Het herkennen en ook het erkennen van die bias of vooringenomenheid, dat is nog steeds een menselijke taak.
“Er zijn gelukkig al veel methodes ontwikkeld om bias of vooringenomenheid te herkennen en het uit de data te filteren. Binnen de data science besteden we veel aandacht aan data understanding. Een dataonderzoeker gaat dus goed kijken naar data om die te begrijpen voordat die wordt gebruikt. Als je je vak als dataonderzoeker goed uitvoert, dan ga je tijdens de data understanding op zoek naar mogelijke bias of vooringenomenheid.”
Leiden we onze studenten ook op om bias of vooringenomenheid te herkennen en erkennen?
“Bij het onderwijs in de Data Science track van HBO-ICT komt dat zeker aan de orde. En vooral in de twee minoren, ‘Applied Data Science’ en ‘Applied AI and Ethics’. In de eerste ligt de nadruk op AI-modellen maken, in de tweede meer op de ethiek bij het inzetten van zulke modellen. Dat is een hele mooie combinatie, want zowel de technische als de ethische kant van AI komt aan bod. Ook zijn we bezig met een masteropleiding, ‘AI Translator’, met als beoogde startdatum september 2025. We leiden studenten op om de verbinder te zijn tussen de business en techniek. Je snapt de techniek en kan aan iemand die deze kennis niet heeft uitleggen wat de meerwaarde van AI kan zijn voor een bepaald vraagstuk. Daar gaat in de toekomst heel veel behoefte naar zijn.”

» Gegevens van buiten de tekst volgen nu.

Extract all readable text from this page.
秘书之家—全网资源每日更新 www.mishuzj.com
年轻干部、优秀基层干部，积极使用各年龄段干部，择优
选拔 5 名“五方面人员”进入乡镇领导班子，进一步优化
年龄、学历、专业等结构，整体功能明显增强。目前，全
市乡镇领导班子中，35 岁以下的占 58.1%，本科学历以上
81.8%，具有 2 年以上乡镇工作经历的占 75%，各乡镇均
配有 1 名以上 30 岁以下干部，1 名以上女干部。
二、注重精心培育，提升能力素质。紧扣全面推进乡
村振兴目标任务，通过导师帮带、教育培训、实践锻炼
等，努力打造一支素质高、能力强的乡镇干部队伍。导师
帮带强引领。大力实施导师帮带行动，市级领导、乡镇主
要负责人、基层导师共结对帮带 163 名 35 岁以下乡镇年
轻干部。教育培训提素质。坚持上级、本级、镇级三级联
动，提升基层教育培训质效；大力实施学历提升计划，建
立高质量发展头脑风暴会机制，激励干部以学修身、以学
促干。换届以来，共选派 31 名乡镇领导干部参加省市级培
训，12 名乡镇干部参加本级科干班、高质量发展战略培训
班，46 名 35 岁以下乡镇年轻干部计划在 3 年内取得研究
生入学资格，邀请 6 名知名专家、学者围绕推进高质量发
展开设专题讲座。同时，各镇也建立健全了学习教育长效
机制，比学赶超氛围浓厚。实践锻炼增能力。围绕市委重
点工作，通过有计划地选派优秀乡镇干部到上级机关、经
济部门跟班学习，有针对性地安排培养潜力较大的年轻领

AI wordt echt onderdeel van onze community. Zo brengen we de boodschap over AI over. In de volle breedte.
Welke initiatieven lopen er momenteel binnen HZ rondom AI?
“Er zijn op dit moment meerdere initiatieven. Dat laat zien dat er veel behoefte is en dat er veel vraag naar is. Binnen HZ zijn er veel mensen bezig met AI. We hebben de AI Community, richtlijnen voor verantwoord AI-gebruik en natuurlijk het Data Science Lab in het Joint Research Center Zeeland (JRCZ). Er worden workshops en masterclasses georganiseerd om het gesprek rondom AI te openen. Dat is heel mooi. Op die manier wordt AI echt onderdeel van onze community. Zo brengen we de boodschap over AI over. In de volle breedte.”